Ce 24 septembre, Hakim Djelassi, 31 ans, se dispute avec sa future épouse, Hélène. Ils logent à l’hôtel Mister Bed, rue de Béthune, dans le Vieux-Lille. Rameuté par les voisins, le réceptionniste appelle la police. Il est huit heures du matin.
Bruno Reboul, dans Nord-Eclair, raconte la suite. “Après une arrestation mouvementée, Hakim Djelassi fait un malaise cardiaque dans le fourgon de police qui le transportait à l’hôpital. Arrivé à Saint-Vincent, il tombe dans le coma, et mourra deux jours plus tard, le 26. La famille affirme avoir vu le corps de Hakim couvert de marques de coups à l’hôpital, et si le parquet a indiqué depuis que l’autopsie n’avait pas permis de démontrer que la mort a été causée par des violences, le doute demeure dans l’esprit des proches de Hakim. Une instruction est toujours ouverte au tribunal de Lille, afin de déterminer les causes de sa mort, mais secret oblige, aucune information nouvelle n’a émergé depuis.”
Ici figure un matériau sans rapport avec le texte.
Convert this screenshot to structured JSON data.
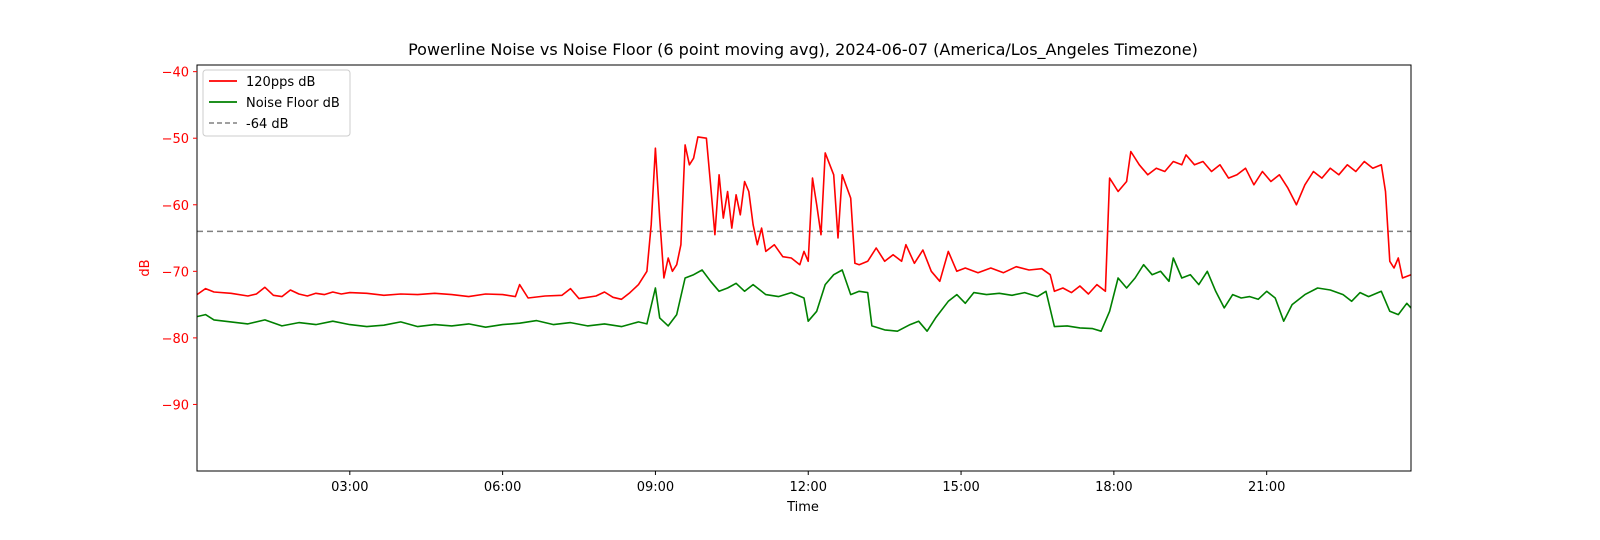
{
  "chart_data": {
    "type": "line",
    "title": "Powerline Noise vs Noise Floor (6 point moving avg), 2024-06-07 (America/Los_Angeles Timezone)",
    "xlabel": "Time",
    "ylabel": "dB",
    "ylim": [
      -100,
      -39
    ],
    "xlim": [
      "00:00",
      "23:50"
    ],
    "x_ticks": [
      "03:00",
      "06:00",
      "09:00",
      "12:00",
      "15:00",
      "18:00",
      "21:00"
    ],
    "y_ticks": [
      -40,
      -50,
      -60,
      -70,
      -80,
      -90
    ],
    "grid": false,
    "legend_position": "top-left",
    "colors": {
      "axis_y": "#ff0000",
      "series_120pps": "#ff0000",
      "series_floor": "#008000",
      "reference": "#808080"
    },
    "reference_line": {
      "name": "-64 dB",
      "y": -64,
      "style": "dashed"
    },
    "series": [
      {
        "name": "120pps dB",
        "color": "#ff0000",
        "points": [
          [
            "00:00",
            -73.5
          ],
          [
            "00:10",
            -72.6
          ],
          [
            "00:20",
            -73.1
          ],
          [
            "00:40",
            -73.3
          ],
          [
            "01:00",
            -73.7
          ],
          [
            "01:10",
            -73.4
          ],
          [
            "01:20",
            -72.4
          ],
          [
            "01:30",
            -73.6
          ],
          [
            "01:40",
            -73.8
          ],
          [
            "01:50",
            -72.8
          ],
          [
            "02:00",
            -73.4
          ],
          [
            "02:10",
            -73.7
          ],
          [
            "02:20",
            -73.3
          ],
          [
            "02:30",
            -73.5
          ],
          [
            "02:40",
            -73.1
          ],
          [
            "02:50",
            -73.4
          ],
          [
            "03:00",
            -73.2
          ],
          [
            "03:20",
            -73.3
          ],
          [
            "03:40",
            -73.6
          ],
          [
            "04:00",
            -73.4
          ],
          [
            "04:20",
            -73.5
          ],
          [
            "04:40",
            -73.3
          ],
          [
            "05:00",
            -73.5
          ],
          [
            "05:20",
            -73.8
          ],
          [
            "05:40",
            -73.4
          ],
          [
            "06:00",
            -73.5
          ],
          [
            "06:15",
            -73.8
          ],
          [
            "06:20",
            -72.0
          ],
          [
            "06:30",
            -74.0
          ],
          [
            "06:50",
            -73.7
          ],
          [
            "07:10",
            -73.6
          ],
          [
            "07:20",
            -72.6
          ],
          [
            "07:30",
            -74.1
          ],
          [
            "07:50",
            -73.7
          ],
          [
            "08:00",
            -73.1
          ],
          [
            "08:10",
            -73.9
          ],
          [
            "08:20",
            -74.2
          ],
          [
            "08:30",
            -73.2
          ],
          [
            "08:40",
            -72.0
          ],
          [
            "08:50",
            -70.0
          ],
          [
            "08:55",
            -63.0
          ],
          [
            "09:00",
            -51.5
          ],
          [
            "09:05",
            -62.0
          ],
          [
            "09:10",
            -71.0
          ],
          [
            "09:15",
            -68.0
          ],
          [
            "09:20",
            -70.0
          ],
          [
            "09:25",
            -69.0
          ],
          [
            "09:30",
            -66.0
          ],
          [
            "09:35",
            -51.0
          ],
          [
            "09:40",
            -54.0
          ],
          [
            "09:45",
            -53.0
          ],
          [
            "09:50",
            -49.8
          ],
          [
            "10:00",
            -50.0
          ],
          [
            "10:05",
            -57.0
          ],
          [
            "10:10",
            -64.5
          ],
          [
            "10:15",
            -55.5
          ],
          [
            "10:20",
            -62.0
          ],
          [
            "10:25",
            -58.0
          ],
          [
            "10:30",
            -63.5
          ],
          [
            "10:35",
            -58.5
          ],
          [
            "10:40",
            -61.5
          ],
          [
            "10:45",
            -56.5
          ],
          [
            "10:50",
            -58.0
          ],
          [
            "10:55",
            -63.0
          ],
          [
            "11:00",
            -66.0
          ],
          [
            "11:05",
            -63.5
          ],
          [
            "11:10",
            -67.0
          ],
          [
            "11:20",
            -66.0
          ],
          [
            "11:30",
            -67.8
          ],
          [
            "11:40",
            -68.0
          ],
          [
            "11:50",
            -69.0
          ],
          [
            "11:55",
            -67.0
          ],
          [
            "12:00",
            -68.5
          ],
          [
            "12:05",
            -56.0
          ],
          [
            "12:10",
            -60.0
          ],
          [
            "12:15",
            -64.5
          ],
          [
            "12:20",
            -52.2
          ],
          [
            "12:30",
            -55.5
          ],
          [
            "12:35",
            -65.0
          ],
          [
            "12:40",
            -55.5
          ],
          [
            "12:50",
            -59.0
          ],
          [
            "12:55",
            -68.8
          ],
          [
            "13:00",
            -69.0
          ],
          [
            "13:10",
            -68.5
          ],
          [
            "13:20",
            -66.5
          ],
          [
            "13:30",
            -68.5
          ],
          [
            "13:40",
            -67.5
          ],
          [
            "13:50",
            -68.5
          ],
          [
            "13:55",
            -66.0
          ],
          [
            "14:05",
            -68.8
          ],
          [
            "14:15",
            -66.8
          ],
          [
            "14:25",
            -70.0
          ],
          [
            "14:35",
            -71.5
          ],
          [
            "14:45",
            -67.0
          ],
          [
            "14:55",
            -70.0
          ],
          [
            "15:05",
            -69.5
          ],
          [
            "15:20",
            -70.2
          ],
          [
            "15:35",
            -69.5
          ],
          [
            "15:50",
            -70.2
          ],
          [
            "16:05",
            -69.3
          ],
          [
            "16:20",
            -69.8
          ],
          [
            "16:35",
            -69.6
          ],
          [
            "16:45",
            -70.5
          ],
          [
            "16:50",
            -73.0
          ],
          [
            "17:00",
            -72.5
          ],
          [
            "17:10",
            -73.2
          ],
          [
            "17:20",
            -72.2
          ],
          [
            "17:30",
            -73.4
          ],
          [
            "17:40",
            -72.0
          ],
          [
            "17:50",
            -73.0
          ],
          [
            "17:55",
            -56.0
          ],
          [
            "18:05",
            -58.0
          ],
          [
            "18:15",
            -56.5
          ],
          [
            "18:20",
            -52.0
          ],
          [
            "18:30",
            -54.0
          ],
          [
            "18:40",
            -55.5
          ],
          [
            "18:50",
            -54.5
          ],
          [
            "19:00",
            -55.0
          ],
          [
            "19:10",
            -53.5
          ],
          [
            "19:20",
            -54.0
          ],
          [
            "19:25",
            -52.5
          ],
          [
            "19:35",
            -54.0
          ],
          [
            "19:45",
            -53.5
          ],
          [
            "19:55",
            -55.0
          ],
          [
            "20:05",
            -54.0
          ],
          [
            "20:15",
            -56.0
          ],
          [
            "20:25",
            -55.5
          ],
          [
            "20:35",
            -54.5
          ],
          [
            "20:45",
            -57.0
          ],
          [
            "20:55",
            -55.0
          ],
          [
            "21:05",
            -56.5
          ],
          [
            "21:15",
            -55.5
          ],
          [
            "21:25",
            -57.5
          ],
          [
            "21:35",
            -60.0
          ],
          [
            "21:45",
            -57.0
          ],
          [
            "21:55",
            -55.0
          ],
          [
            "22:05",
            -56.0
          ],
          [
            "22:15",
            -54.5
          ],
          [
            "22:25",
            -55.5
          ],
          [
            "22:35",
            -54.0
          ],
          [
            "22:45",
            -55.0
          ],
          [
            "22:55",
            -53.5
          ],
          [
            "23:05",
            -54.5
          ],
          [
            "23:15",
            -54.0
          ],
          [
            "23:20",
            -58.0
          ],
          [
            "23:25",
            -68.5
          ],
          [
            "23:30",
            -69.5
          ],
          [
            "23:35",
            -68.0
          ],
          [
            "23:40",
            -71.0
          ],
          [
            "23:50",
            -70.5
          ]
        ]
      },
      {
        "name": "Noise Floor dB",
        "color": "#008000",
        "points": [
          [
            "00:00",
            -76.8
          ],
          [
            "00:10",
            -76.5
          ],
          [
            "00:20",
            -77.3
          ],
          [
            "00:40",
            -77.6
          ],
          [
            "01:00",
            -77.9
          ],
          [
            "01:20",
            -77.3
          ],
          [
            "01:40",
            -78.2
          ],
          [
            "02:00",
            -77.7
          ],
          [
            "02:20",
            -78.0
          ],
          [
            "02:40",
            -77.5
          ],
          [
            "03:00",
            -78.0
          ],
          [
            "03:20",
            -78.3
          ],
          [
            "03:40",
            -78.1
          ],
          [
            "04:00",
            -77.6
          ],
          [
            "04:20",
            -78.3
          ],
          [
            "04:40",
            -78.0
          ],
          [
            "05:00",
            -78.2
          ],
          [
            "05:20",
            -77.9
          ],
          [
            "05:40",
            -78.4
          ],
          [
            "06:00",
            -78.0
          ],
          [
            "06:20",
            -77.8
          ],
          [
            "06:40",
            -77.4
          ],
          [
            "07:00",
            -78.0
          ],
          [
            "07:20",
            -77.7
          ],
          [
            "07:40",
            -78.2
          ],
          [
            "08:00",
            -77.9
          ],
          [
            "08:20",
            -78.3
          ],
          [
            "08:40",
            -77.6
          ],
          [
            "08:50",
            -77.9
          ],
          [
            "09:00",
            -72.5
          ],
          [
            "09:05",
            -77.0
          ],
          [
            "09:15",
            -78.2
          ],
          [
            "09:25",
            -76.5
          ],
          [
            "09:35",
            -71.0
          ],
          [
            "09:45",
            -70.5
          ],
          [
            "09:55",
            -69.8
          ],
          [
            "10:05",
            -71.5
          ],
          [
            "10:15",
            -73.0
          ],
          [
            "10:25",
            -72.5
          ],
          [
            "10:35",
            -71.8
          ],
          [
            "10:45",
            -73.0
          ],
          [
            "10:55",
            -72.0
          ],
          [
            "11:10",
            -73.5
          ],
          [
            "11:25",
            -73.8
          ],
          [
            "11:40",
            -73.2
          ],
          [
            "11:55",
            -74.0
          ],
          [
            "12:00",
            -77.5
          ],
          [
            "12:10",
            -76.0
          ],
          [
            "12:20",
            -72.0
          ],
          [
            "12:30",
            -70.5
          ],
          [
            "12:40",
            -69.8
          ],
          [
            "12:50",
            -73.5
          ],
          [
            "13:00",
            -73.0
          ],
          [
            "13:10",
            -73.2
          ],
          [
            "13:15",
            -78.2
          ],
          [
            "13:30",
            -78.8
          ],
          [
            "13:45",
            -79.0
          ],
          [
            "14:00",
            -78.0
          ],
          [
            "14:10",
            -77.5
          ],
          [
            "14:20",
            -79.0
          ],
          [
            "14:30",
            -77.0
          ],
          [
            "14:45",
            -74.5
          ],
          [
            "14:55",
            -73.5
          ],
          [
            "15:05",
            -74.8
          ],
          [
            "15:15",
            -73.2
          ],
          [
            "15:30",
            -73.5
          ],
          [
            "15:45",
            -73.3
          ],
          [
            "16:00",
            -73.6
          ],
          [
            "16:15",
            -73.2
          ],
          [
            "16:30",
            -73.8
          ],
          [
            "16:40",
            -73.0
          ],
          [
            "16:50",
            -78.3
          ],
          [
            "17:05",
            -78.2
          ],
          [
            "17:20",
            -78.5
          ],
          [
            "17:35",
            -78.6
          ],
          [
            "17:45",
            -79.0
          ],
          [
            "17:55",
            -76.0
          ],
          [
            "18:05",
            -71.0
          ],
          [
            "18:15",
            -72.5
          ],
          [
            "18:25",
            -71.0
          ],
          [
            "18:35",
            -69.0
          ],
          [
            "18:45",
            -70.5
          ],
          [
            "18:55",
            -70.0
          ],
          [
            "19:05",
            -71.5
          ],
          [
            "19:10",
            -68.0
          ],
          [
            "19:20",
            -71.0
          ],
          [
            "19:30",
            -70.5
          ],
          [
            "19:40",
            -72.0
          ],
          [
            "19:50",
            -70.0
          ],
          [
            "20:00",
            -73.0
          ],
          [
            "20:10",
            -75.5
          ],
          [
            "20:20",
            -73.5
          ],
          [
            "20:30",
            -74.0
          ],
          [
            "20:40",
            -73.8
          ],
          [
            "20:50",
            -74.2
          ],
          [
            "21:00",
            -73.0
          ],
          [
            "21:10",
            -74.0
          ],
          [
            "21:20",
            -77.5
          ],
          [
            "21:30",
            -75.0
          ],
          [
            "21:45",
            -73.5
          ],
          [
            "22:00",
            -72.5
          ],
          [
            "22:15",
            -72.8
          ],
          [
            "22:30",
            -73.5
          ],
          [
            "22:40",
            -74.5
          ],
          [
            "22:50",
            -73.2
          ],
          [
            "23:00",
            -73.8
          ],
          [
            "23:15",
            -73.0
          ],
          [
            "23:25",
            -76.0
          ],
          [
            "23:35",
            -76.5
          ],
          [
            "23:45",
            -74.8
          ],
          [
            "23:50",
            -75.5
          ]
        ]
      }
    ]
  }
}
« Nous, on ne dit pas nécessairement que c’est une bavure, il y a une présomption d’innocence dans ce pays, qui est aussi valable pour la police, c’est ce qu’a toujours dit le père de Hakim, insiste Simon Sernac, 27 ans, qui est l’un des porte-parole du collectif Justice pour Hakim. On ne veut pas préjuger du résultat final, et on fait confiance à la justice, mais on ira jusqu’au bout pour savoir. »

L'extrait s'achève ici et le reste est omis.